- Born: 29 August 1868 Willesden, London, England
- Died: 11 June 1936 (aged 67) Roundwood House, Willesden, London, England
- Spouse: Mary Mable
- Children: George James Barnard Furness
- Parent: George Furness

Member of Parliament for Willesden West
- In office 15 November 1922 – 16 November 1923
- Preceded by: Charles Pinkham
- Succeeded by: Samuel Viant
- Majority: 799

Personal details
- Party: Unionist Party (UK)

Councillor, Middlesex County Council

High Sheriff of Middlesex
- In office March 1936 – 11 June 1936

= George James Furness =

George James Furness (29 August 1868 – 11 June 1936), was an engineer and scouter, and the member of parliament for the constituency of Willesden West on behalf of the Unionist Party from 1922–1923.

== Scouting ==
In the Boy Scout Association, Furness was the second district commissioner of Willesden district.
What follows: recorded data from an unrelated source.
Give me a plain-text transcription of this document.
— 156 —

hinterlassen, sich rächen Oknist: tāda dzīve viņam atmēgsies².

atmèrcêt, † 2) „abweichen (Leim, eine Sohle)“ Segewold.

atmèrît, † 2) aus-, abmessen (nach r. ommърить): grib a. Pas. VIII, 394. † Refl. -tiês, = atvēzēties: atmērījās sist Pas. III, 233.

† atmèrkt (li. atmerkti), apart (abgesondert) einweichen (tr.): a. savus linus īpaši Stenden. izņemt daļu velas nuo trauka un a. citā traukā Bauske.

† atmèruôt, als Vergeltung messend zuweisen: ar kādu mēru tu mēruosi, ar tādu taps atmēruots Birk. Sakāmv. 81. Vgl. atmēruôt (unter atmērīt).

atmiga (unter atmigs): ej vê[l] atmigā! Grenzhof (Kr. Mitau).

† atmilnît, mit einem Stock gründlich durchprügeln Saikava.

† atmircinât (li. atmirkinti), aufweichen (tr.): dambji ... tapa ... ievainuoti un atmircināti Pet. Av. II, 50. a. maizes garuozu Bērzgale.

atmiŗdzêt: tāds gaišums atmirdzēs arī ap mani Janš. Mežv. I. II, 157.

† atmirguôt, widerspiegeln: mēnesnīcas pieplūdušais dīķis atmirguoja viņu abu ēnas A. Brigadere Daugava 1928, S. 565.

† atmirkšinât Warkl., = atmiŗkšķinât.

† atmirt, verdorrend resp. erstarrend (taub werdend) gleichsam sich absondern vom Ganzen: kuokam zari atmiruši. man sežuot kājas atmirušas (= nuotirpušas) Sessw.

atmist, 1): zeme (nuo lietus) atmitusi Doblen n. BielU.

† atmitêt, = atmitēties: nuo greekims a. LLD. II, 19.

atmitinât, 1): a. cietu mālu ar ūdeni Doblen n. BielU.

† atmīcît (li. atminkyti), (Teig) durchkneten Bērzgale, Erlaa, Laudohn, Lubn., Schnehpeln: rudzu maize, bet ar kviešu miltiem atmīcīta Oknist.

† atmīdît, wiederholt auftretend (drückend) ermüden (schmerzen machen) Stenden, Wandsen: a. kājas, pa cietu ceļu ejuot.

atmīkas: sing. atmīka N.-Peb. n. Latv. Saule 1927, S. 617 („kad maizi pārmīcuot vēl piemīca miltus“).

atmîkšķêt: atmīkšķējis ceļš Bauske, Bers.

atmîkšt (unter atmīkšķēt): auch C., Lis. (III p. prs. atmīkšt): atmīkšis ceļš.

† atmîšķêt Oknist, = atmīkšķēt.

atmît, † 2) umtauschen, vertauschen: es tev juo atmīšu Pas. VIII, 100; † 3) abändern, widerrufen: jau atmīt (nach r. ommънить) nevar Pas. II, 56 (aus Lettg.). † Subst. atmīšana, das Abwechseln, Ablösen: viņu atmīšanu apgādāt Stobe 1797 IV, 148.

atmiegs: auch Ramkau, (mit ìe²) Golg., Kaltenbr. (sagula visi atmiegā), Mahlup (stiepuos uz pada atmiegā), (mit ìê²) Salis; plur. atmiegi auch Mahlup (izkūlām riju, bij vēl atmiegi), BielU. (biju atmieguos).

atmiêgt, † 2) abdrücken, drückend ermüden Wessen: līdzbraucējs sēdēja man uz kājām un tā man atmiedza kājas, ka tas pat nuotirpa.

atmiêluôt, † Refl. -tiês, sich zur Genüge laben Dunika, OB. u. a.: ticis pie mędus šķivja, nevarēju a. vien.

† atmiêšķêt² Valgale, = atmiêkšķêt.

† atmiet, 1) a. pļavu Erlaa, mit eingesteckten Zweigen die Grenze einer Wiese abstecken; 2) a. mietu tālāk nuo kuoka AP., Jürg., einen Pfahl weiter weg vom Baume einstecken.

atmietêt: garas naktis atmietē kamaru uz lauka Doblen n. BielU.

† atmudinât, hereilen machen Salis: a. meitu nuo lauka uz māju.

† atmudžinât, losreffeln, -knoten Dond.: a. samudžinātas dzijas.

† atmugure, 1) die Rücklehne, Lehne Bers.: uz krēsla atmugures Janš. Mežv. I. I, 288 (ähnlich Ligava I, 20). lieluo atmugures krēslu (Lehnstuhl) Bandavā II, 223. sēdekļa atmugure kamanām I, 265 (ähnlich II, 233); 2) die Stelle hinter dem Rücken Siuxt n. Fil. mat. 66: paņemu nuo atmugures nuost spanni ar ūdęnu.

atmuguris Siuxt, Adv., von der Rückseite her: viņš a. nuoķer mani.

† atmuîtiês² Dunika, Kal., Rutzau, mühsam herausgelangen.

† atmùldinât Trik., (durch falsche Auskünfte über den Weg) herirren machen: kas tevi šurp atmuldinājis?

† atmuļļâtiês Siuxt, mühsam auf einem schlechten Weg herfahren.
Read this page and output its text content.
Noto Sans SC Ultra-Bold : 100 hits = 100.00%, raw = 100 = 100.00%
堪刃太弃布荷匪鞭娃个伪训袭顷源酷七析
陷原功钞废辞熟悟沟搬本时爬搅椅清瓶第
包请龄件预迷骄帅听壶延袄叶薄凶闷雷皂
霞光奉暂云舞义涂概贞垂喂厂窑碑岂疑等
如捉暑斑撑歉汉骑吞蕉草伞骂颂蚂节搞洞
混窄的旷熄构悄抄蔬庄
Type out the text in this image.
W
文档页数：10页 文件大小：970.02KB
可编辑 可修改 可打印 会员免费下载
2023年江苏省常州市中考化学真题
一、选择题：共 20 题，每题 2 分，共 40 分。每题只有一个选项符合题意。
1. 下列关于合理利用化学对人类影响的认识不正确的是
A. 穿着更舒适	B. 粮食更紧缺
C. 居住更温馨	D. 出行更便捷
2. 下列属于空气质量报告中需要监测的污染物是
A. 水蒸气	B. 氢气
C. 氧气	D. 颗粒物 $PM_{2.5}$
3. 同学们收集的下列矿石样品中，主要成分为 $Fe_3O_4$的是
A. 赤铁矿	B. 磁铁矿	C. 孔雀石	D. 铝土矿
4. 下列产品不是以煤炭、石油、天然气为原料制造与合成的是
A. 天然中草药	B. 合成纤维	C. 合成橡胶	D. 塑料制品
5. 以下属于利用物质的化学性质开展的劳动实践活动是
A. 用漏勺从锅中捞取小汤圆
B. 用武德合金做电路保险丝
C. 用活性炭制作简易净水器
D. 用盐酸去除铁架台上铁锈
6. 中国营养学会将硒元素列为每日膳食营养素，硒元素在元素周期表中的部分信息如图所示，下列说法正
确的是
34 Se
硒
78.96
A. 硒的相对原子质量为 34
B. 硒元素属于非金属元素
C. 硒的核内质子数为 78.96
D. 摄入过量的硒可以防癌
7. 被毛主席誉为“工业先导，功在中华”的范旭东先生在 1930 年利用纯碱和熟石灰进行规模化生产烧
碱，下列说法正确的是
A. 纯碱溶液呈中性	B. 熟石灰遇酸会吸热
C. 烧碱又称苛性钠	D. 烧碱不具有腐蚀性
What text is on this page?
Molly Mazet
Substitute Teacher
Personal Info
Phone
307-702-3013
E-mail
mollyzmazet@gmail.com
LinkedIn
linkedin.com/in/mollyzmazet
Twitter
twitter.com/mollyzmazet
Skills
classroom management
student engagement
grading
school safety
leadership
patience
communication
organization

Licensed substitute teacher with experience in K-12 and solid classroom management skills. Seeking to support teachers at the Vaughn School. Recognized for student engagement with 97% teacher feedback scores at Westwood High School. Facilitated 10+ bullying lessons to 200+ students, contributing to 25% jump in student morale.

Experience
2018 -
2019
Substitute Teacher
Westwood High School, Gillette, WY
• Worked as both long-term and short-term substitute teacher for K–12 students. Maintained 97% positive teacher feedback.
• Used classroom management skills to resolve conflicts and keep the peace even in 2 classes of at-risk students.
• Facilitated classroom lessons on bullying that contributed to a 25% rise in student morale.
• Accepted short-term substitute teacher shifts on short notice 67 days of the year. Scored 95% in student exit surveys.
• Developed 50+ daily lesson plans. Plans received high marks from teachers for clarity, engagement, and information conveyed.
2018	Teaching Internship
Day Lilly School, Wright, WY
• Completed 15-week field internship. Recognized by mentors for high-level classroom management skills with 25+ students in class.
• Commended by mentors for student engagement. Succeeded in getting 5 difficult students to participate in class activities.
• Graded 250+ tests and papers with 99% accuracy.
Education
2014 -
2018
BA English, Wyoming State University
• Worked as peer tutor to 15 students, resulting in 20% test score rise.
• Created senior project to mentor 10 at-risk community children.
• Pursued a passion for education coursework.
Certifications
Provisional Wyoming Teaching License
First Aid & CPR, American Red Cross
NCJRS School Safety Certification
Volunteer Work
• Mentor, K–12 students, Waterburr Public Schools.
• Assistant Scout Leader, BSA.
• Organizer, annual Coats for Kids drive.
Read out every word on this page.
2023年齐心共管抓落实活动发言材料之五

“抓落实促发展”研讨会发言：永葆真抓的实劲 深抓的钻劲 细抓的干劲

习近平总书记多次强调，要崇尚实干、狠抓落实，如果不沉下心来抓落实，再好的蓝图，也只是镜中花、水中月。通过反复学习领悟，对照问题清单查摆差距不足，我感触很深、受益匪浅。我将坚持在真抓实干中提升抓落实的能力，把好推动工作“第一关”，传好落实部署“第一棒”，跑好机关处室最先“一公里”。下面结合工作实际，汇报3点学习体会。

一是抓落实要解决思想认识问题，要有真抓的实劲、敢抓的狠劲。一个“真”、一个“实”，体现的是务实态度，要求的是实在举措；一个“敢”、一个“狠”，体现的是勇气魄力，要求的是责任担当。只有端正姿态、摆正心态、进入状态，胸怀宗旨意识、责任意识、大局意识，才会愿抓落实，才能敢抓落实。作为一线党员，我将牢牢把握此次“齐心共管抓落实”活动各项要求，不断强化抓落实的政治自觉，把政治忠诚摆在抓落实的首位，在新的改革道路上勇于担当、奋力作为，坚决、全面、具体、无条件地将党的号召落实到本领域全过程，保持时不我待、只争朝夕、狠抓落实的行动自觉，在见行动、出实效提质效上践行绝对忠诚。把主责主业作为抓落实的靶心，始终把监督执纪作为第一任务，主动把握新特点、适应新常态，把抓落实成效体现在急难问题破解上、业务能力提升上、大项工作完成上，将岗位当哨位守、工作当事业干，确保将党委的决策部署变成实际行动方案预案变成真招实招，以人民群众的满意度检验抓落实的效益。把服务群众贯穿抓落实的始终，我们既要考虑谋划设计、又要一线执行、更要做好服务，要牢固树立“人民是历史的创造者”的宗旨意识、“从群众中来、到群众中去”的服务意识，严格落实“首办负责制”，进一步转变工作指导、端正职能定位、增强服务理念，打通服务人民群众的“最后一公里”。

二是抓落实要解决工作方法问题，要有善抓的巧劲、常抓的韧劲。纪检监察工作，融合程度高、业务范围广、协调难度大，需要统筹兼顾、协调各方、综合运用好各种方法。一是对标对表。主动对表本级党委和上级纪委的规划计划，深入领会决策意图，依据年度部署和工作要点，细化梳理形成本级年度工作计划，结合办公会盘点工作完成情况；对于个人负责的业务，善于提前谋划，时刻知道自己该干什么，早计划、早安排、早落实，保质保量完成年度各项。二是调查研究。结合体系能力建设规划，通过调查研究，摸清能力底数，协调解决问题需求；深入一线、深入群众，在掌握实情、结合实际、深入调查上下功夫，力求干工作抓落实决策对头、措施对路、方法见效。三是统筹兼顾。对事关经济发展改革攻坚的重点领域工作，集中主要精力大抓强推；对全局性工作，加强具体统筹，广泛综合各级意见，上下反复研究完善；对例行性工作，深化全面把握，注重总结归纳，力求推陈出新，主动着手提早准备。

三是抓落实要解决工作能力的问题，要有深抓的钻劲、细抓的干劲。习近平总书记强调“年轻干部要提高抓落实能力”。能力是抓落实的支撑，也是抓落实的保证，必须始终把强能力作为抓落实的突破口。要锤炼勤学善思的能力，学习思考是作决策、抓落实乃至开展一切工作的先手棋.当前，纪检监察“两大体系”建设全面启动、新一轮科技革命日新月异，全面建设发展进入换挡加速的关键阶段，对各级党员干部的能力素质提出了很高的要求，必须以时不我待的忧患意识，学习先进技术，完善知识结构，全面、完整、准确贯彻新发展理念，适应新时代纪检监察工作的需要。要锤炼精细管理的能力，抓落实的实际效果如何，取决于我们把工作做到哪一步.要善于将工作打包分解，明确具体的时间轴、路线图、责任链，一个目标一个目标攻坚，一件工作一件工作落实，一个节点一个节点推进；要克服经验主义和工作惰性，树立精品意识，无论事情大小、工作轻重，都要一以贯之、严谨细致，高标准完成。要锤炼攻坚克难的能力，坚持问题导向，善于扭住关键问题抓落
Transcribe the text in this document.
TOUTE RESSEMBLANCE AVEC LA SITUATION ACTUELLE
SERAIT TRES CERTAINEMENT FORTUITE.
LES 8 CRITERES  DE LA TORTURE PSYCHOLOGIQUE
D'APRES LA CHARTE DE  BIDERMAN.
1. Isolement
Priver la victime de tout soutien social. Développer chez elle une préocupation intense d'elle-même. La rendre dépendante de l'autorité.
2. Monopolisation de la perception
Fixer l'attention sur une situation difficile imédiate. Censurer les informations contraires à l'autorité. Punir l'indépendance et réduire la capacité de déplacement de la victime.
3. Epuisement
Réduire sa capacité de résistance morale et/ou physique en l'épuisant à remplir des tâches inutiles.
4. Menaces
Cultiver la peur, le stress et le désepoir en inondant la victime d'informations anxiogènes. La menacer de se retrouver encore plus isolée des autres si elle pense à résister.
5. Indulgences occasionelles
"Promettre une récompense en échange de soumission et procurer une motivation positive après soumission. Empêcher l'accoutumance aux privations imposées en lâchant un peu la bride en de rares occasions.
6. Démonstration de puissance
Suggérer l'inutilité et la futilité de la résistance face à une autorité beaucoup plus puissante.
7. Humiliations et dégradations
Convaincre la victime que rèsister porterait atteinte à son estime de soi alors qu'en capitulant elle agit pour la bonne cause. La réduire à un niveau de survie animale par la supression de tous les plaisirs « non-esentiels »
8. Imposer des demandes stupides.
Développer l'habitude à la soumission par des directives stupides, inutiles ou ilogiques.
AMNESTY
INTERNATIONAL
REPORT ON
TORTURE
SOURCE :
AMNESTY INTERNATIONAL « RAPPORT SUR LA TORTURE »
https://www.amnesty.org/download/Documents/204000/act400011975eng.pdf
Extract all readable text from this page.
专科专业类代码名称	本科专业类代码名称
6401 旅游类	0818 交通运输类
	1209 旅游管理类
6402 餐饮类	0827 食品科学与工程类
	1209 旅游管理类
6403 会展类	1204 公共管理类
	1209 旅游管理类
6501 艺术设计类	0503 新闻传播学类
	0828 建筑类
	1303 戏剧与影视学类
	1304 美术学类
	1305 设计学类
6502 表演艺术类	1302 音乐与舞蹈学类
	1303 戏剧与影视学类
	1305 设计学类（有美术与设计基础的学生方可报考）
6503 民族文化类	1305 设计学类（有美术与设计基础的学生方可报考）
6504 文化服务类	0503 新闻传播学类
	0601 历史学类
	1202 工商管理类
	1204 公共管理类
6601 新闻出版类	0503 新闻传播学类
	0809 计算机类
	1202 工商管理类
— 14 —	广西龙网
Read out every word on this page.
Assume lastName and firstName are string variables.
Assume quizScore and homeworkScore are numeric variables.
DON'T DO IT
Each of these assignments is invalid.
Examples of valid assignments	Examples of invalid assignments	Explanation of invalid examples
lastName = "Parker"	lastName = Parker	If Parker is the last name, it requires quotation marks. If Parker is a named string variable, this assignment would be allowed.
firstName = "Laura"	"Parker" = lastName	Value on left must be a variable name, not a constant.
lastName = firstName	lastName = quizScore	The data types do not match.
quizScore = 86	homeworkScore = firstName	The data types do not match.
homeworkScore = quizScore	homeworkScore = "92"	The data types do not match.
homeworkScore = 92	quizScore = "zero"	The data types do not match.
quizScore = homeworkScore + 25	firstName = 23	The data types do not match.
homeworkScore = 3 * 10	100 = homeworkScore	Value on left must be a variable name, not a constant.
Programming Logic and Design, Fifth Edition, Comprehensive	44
He took over from captain C. Pearse in November 1915, only 6 months after the association was founded, presumably as Pearse was called away to serve in World War I. Furness continued as district commissioner until his death in 1936.

== Legacy ==
When he died he left an estate valued at £278,312 2s 5d to his wife Mary Mable.

He died during his term as High Sheriff of Middlesex and his son, George James Barnard Furness, was given the position in 1939.